The HINT1 tumor suppressor regulates both gamma-H2AX and ATM in response to DNA damage.

Hint1 is a haploinsufficient tumor suppressor gene and the underlying molecular mechanisms for its tumor suppressor function are unknown. In this study we demonstrate that HINT1 participates in ionizing radiation (IR)-induced DNA damage responses. In response to IR, HINT1 is recruited to IR-induced foci (IRIF) and associates with gamma-H2AX and ATM. HINT1 deficiency does not affect the formation of gamma-H2AX foci; however, it impairs the removal of gamma-H2AX foci after DNA damage and this is associated with impaired acetylation of gamma-H2AX. HINT1 deficiency also impairs acetylation of ATM and activation of ATM and its downstream effectors, and retards DNA repair, in response to IR. HINT1-deficient cells exhibit resistance to IR-induced apoptosis and several types of chromosomal abnormalities. Our findings suggest that the tumor suppressor function of HINT1 is caused by, at least in part, its normal role in enhancing cellular responses to DNA damage by regulating the functions of both gamma-H2AX and ATM.

Activation of protein kinase G Increases the expression of p21CIP1, p27KIP1, and histidine triad protein 1 through Sp1.

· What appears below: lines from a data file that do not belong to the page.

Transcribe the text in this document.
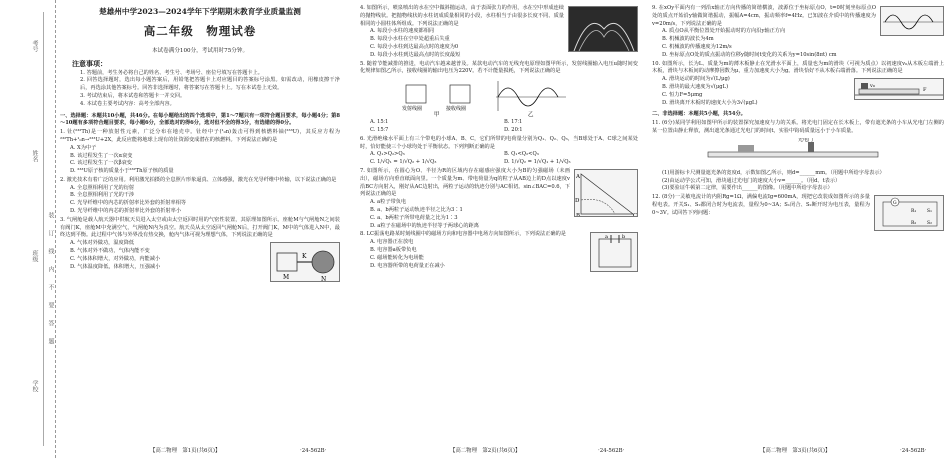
考号
姓名
班级
学校
装
订
线
内
不
要
答
题
楚雄州中学2023—2024学年下学期期末教育学业质量监测
高二年级　物理试卷
本试卷满分100分，考试用时75分钟。
注意事项：

1. 答题前，考生务必将自己的姓名、考生号、考场号、座位号填写在答题卡上。

2. 回答选择题时，选出每小题答案后，用铅笔把答题卡上对应题目的答案标号涂黑。如需改动，用橡皮擦干净后，再选涂其他答案标号。回答非选择题时，将答案写在答题卡上。写在本试卷上无效。

3. 考试结束后，将本试卷和答题卡一并交回。

4. 本试卷主要考试内容：高考全部内容。

一、选择题：本题共10小题，共46分。在每小题给出的四个选项中，第1～7题只有一项符合题目要求，每小题4分；第8～10题有多项符合题目要求，每小题6分，全部选对的得6分，选对但不全的得3分，有选错的得0分。

1. 钍(²³²Th)是一种放射性元素，广泛分布在地壳中。钍经中子(¹₀n)轰击可得到核燃料铀(²³³U)，其反应方程为²³²Th+¹₀n→²³³U+2X，此反应能将地球上现有的钍资源变成潜在的核燃料。下列说法正确的是

A. X为中子

B. 该过程发生了一次α衰变

C. 该过程发生了一次β衰变

D. ²³³U原子核的质量小于²³²Th原子核的质量

2. 激光技术有着广泛的应用。利用激光拍摄的全息照片形象逼真、立体感强，激光在光导纤维中传输，以下说法正确的是

A. 全息照相利用了光的衍射

B. 全息照相利用了光的干涉

C. 光导纤维中的内芯的折射率比外套的折射率相等

D. 光导纤维中的内芯的折射率比外套的折射率小

3. 气闸舱是载人航天器中供航天员进入太空或由太空返回时用的气密性装置，其原理如图所示。座舱M与气闸舱N之间装有阀门K，座舱M中充满空气，气闸舱N内为真空。航天员从太空返回气闸舱N后，打开阀门K，M中的气体进入N中，最终达到平衡。此过程中气体与外界没有热交换，舱内气体可视为理想气体，下列说法正确的是

M
K
N

A. 气体对外做功，温度降低

B. 气体对外不做功，气体内能不变

C. 气体体积增大，对外做功，内能减小

D. 气体温度降低，体积增大，压强减小

【高二物理　第1页(共6页)】	·24-562B·

4. 如图所示，喷泉喷出的水在空中做斜抛运动，由于表面张力的作用，水在空中形成连续的抛物线状。把抛物线状的水柱切成质量相同的小段，水柱相当于由很多长度不同、质量相同的小圆柱体所组成。下列说法正确的是

A. 每段小水柱的速度都相同

B. 每段小水柱在空中处超重后失重

C. 每段小水柱到达最高点时的速度为0

D. 每段小水柱到达最高点时的长度最短

5. 随着节能减排的推进，电动汽车越来越普及。某款电动汽车的无线充电原理如图甲所示，发射线圈输入电压u随时间变化规律如图乙所示，接收线圈的输出电压为220V。若不计能量损耗，下列说法正确的是

发射线圈	接收线圈
甲	乙
A. 15∶1	B. 17∶1
C. 15∶7	D. 20∶1

6. 光滑绝缘水平面上有三个带电的小球A、B、C，它们所带的电荷量分别为Q₁、Q₂、Q₃，当B球处于A、C球之间某处时，恰好能使三个小球均处于平衡状态。下列判断正确的是

A. Q₁>Q₂>Q₃	B. Q₁<Q₂<Q₃
C. 1/√Q₁ = 1/√Q₂ + 1/√Q₃	D. 1/√Q₂ = 1/√Q₁ + 1/√Q₃
A
B	C
D

7. 如图所示，在圆心为O、半径为R的区域内存在磁感应强度大小为B的匀强磁场（未画出），磁场方向垂直纸面向里。一个质量为m、带电荷量为q的粒子从AB边上的D点以速度v沿BC方向射入，刚好从AC边射出，两粒子运动的轨迹分别与AC相切。sin∠BAC=0.6，下列说法正确的是

A. a粒子带负电

B. a、b两粒子运动轨迹半径之比为3∶1

C. a、b两粒子所带电荷量之比为1∶3

D. a粒子在磁场中的轨迹半径等于两球心的距离

a	b

8. LC振荡电路某时刻线圈中的磁场方向和电容器中电场方向如图所示，下列说法正确的是

A. 电容器正在放电

B. 电容器a板带负电

C. 磁场能转化为电场能

D. 电容器所带的电荷量正在减小

【高二物理　第2页(共6页)】	·24-562B·

9. 在xOy平面内有一列沿x轴正方向传播的简谐横波，波源位于坐标原点O，t=0时刻坐标原点O处的质点开始沿y轴做简谐振动，振幅A=4cm，振动频率f=4Hz。已知波在介质中的传播速度为v=20m/s，下列说法正确的是

A. 质点O从平衡位置处开始振动时的方向沿y轴正方向

B. 机械波的波长为4m

C. 机械波的传播速度为12m/s

D. 坐标原点O处的质点振动的位移y随时间t变化的关系为y=10sin(8πt) cm

10. 如图所示，长为L、质量为m的薄木板静止在光滑水平面上，质量也为m的滑块（可视为质点）以初速度v₀从木板左端滑上木板，滑块与木板间的动摩擦因数为μ，重力加速度大小为g。滑块恰好不从木板右端滑落。下列说法正确的是

v₀
F

A. 滑块运动的时间为√(L/μg)

B. 滑块的最大速度为√(μgL)

C. 恒力F=5μmg

D. 滑块离开木板时的速度大小为3√(μgL)

二、非选择题：本题共5小题，共54分。

11. (6分)某同学利用如图甲所示的装置探究加速度与力的关系。将光电门固定在长木板上，带有遮光条的小车从光电门左侧的某一位置由静止释放，测出遮光条通过光电门的时间t，实验中钩码质量远小于小车质量。

光电门

(1)用游标卡尺测量遮光条的宽度d，示数如图乙所示，则d=______mm。（用题中所给字母表示）

(2)由运动学公式可知，滑块通过光电门的速度大小v=______。（用d、t表示）

(3)要验证牛顿第二定律，需要作出______的图像。（用题中所给字母表示）

G
R₁
R₂
S₁
S₂

12. (8分)一灵敏电流计的内阻Rg=1Ω，满偏电流Ig=600mA，现把它改装成如图所示的多量程电表。开关S₁、S₂都闭合时为电流表，量程为0~3A；S₁闭合、S₂断开时为电压表，量程为0~3V。试回答下列问题：

【高二物理　第3页(共6页)】	·24-562B·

The anticancer role of cyclic guanosine 3',5'-monophosphate (cGMP)-dependent protein kinase G (PKG) has become of considerable interest, but the underlying mechanisms are not fully established. In this study, we examined the effects of activation of PKG on the expression of three tumor suppressor proteins in human SW480 colon cancer cells. Our results revealed that treatment with cell permeable cGMP derivatives, or the cGMP phosphodiesterase inhibitor sulindac sulfone (exisulind, aptosyn, hereafter called exisulind) led to increased expression of the tumor suppressor proteins p21(CIP1), p27(KIP1), and Histidine triad protein 1 (HINT1), and their corresponding mRNAs. Overexpression of PKG Ibeta also caused increased expression of the p21(CIP1), p27(KIP1), and HINT1 proteins. Both the p21(CIP1) and p27(KIP1) promoters contain Sp1 binding sites and they were activated by PKG in luciferase reporter assays. Specific Sp1 sites in the p21 and p27 promoters were sufficient to mediate PKG-induced luciferase reporter activity, suggesting an interaction between Sp1 and PKG. Indeed, we found that PKG can phosphorylate Sp1 on serine residue(s) and this resulted in transcriptional activation of Sp1. Knockdown of Sp1 expression with siRNA inhibited the increased expression of p21(CIP1), p27(KIP1), and HINT1 induced by the cGMP derivative 8-pCPT-cGMP in SW480 cells. These novel effects of PKG activation on the expression of three tumor suppressor genes may explain, at least in part, the anticancer effects of activation of PKG. They also provide a rationale for further developing activators of PKG for the prevention and treatment of cancer.